As vésperas da Revolução Francesa, a rainha
Maria Antonieta indagou a um subordinado sobre as razões de uma
manifestação popular e foi informada de que o motivo principal era a
falta de pão. A rainha, surpresa, perguntou: "Por que não comem
brioches?" A frase entrou para a história como símbolo da alienação da
soberana, que desconhecia como viviam os seus súditos, os quais,
paradoxalmente, sustentavam a realeza.
No Brasil, dois séculos depois, o governo do Ceará — do socialista Cid
Gomes — assinou contrato de R$ 3,4 milhões para serviços de buffet e
decoração em eventos do gabinete do governador e na residência oficial,
com cardápio que incluía lagosta, escargot e caviar. O edital de
licitação, explícito e exótico, não deve diferir de outros adotados
Brasil afora. Na verdade, o apreço pela culinária requintada com
recursos públicos é característica de vários governantes.
O ex-presidente Fernando Henrique levou para Brasília a premiada chef
Roberta Sudbrack, que cultivava nos jardins do palácio horta com ervas,
legumes e verduras orgânicas. Lula teve a seu serviço o pernambucano
Caio Henri, que comandou conhecido restaurante em São Paulo. Já a
presidente Dilma contratou a chef Andréa Munhoz, que estagiou na capitai
paulista com o francês Emmanuel Bassoleil e pilotou a cozinha de vários
restaurantes brasilienses. Os salários desses profissionais não
costumam ser divulgados e sabe-se lá como são contratados. Na contramão
da sofisticação, o ex-presidente da França, François Miterrand, levou
para Paris uma chef de cuisine do interior para saborear no dia a dia
uma comida simples como a da avó.
Além dos presidentes e governadores, outros burocratas comem e bebem do
melhor. Na semana passada, por exemplo, o Contas Abertas flagrou o
Ministério das Relações Exteriores adquirindo 500 garrafas de espumante
brut com a exigência de que o produto tivesse "ao menos quatro
premiações internacionais em concursos posteriores a 2008 e fosse
amadurecido em contato com leveduras, por período mínimo de 12 meses" Já
o gabinete do Comandante da Aeronáutica gastou R$ 34,1 mil em tortas,
docinhos, bolos, croissants, rocamboles e minissonhos, entre outras
guloseimas. Tomara que não seja para distribuir como lanche nos aviões
da FAB quando transportam autoridades.
Aliás, a alimentação é apenas um dos marcos do patrimonialismo da
política brasileira.

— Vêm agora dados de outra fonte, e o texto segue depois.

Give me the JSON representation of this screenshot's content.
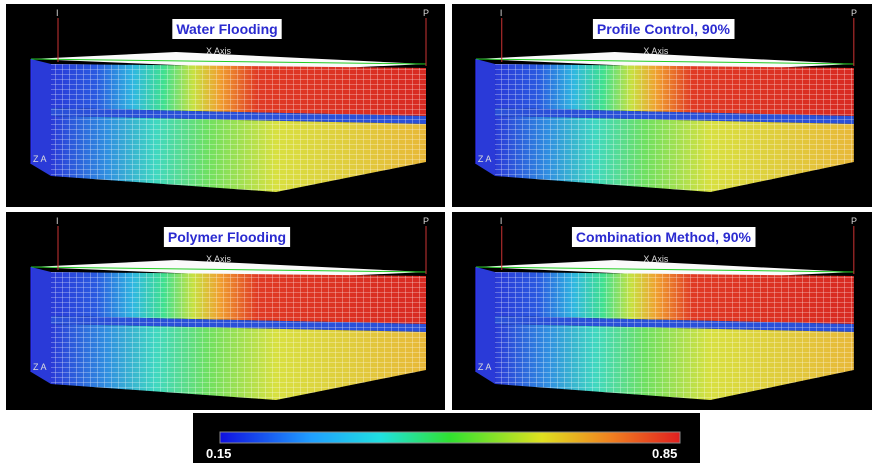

Mal esfriou o caso das iguarias, o mesmo governador
cearense passou a utilizar em suas viagens oficiais um dos três
helicópteros adquiridos por R$ 78 milhões, sem licitação, quando o uso
deveria ser restrito à Secretaria da Ciência, Tecnologia e Educação.
Vale lembrar que Cid Gomes foi quem levou a sogra de carona para viagem
oficial de dez dias à Europa em jatinho alugado pelo governo por quase
R$ 400 mil durante o carnaval No Rio de Janeiro, o uso que o governador
Sérgio Cabral e familiares faziam dos helicópteros do Estado faria corar
Santos Dumont.
A vocação de ícaro, às custas da FAB, já deslumbrou várias autoridades
""sem noção". O cearense Paes de Andrade, assim que substituiu Sarney em
breve interinidade na Presidência da República, voou orgulhosamente com
amigos para Mombaça, a sua cidade natal Na gestão tucana, a moda dos
ministros era viajar com a família a Fernando de Noronha. Um dos filhos
de Lula, na companhia de diversos amigos, excursionou a Brasília e as
fotos da folia foram parar na internet.
Recentemente, como se sabe, familiares do presidente da Câmara, Henrique
Alves, e do ministro da Previdência, Garibaldi Alves, usaram jatinhos
da Aeronáutica para torcer pela seleção, enquanto o presidente do
Senado, Renan Calheiros, requisitava avião para comparecer ao casamento
da filha de um colega. Para não falar da comitiva de Dilma, que
atravessou o Atlântico e gastou mais de R$ 100 mil por noite para
assistir à posse do Papa Francisco. Com a turbulência das denúncias, a
FAB passou a informar quem requisita os aviões, mas não divulga os
caronas.
A discussão sobre os gastos governamentais, principalmente os das
autoridades, é absolutamente legítima. O limite entre o necessário e o
supérfluo é tênue, e a austeridade tem que ser a regra. O bom senso
recomenda que os governantes façam com os recursos públicos o que fariam
com o próprio dinheiro. No entanto, pelo que temos visto, a célebre
frase do Aparícío Torelli, o Barão de Itararé, continua atual; "Certos
políticos brasileiros confundem a vida pública com a privada."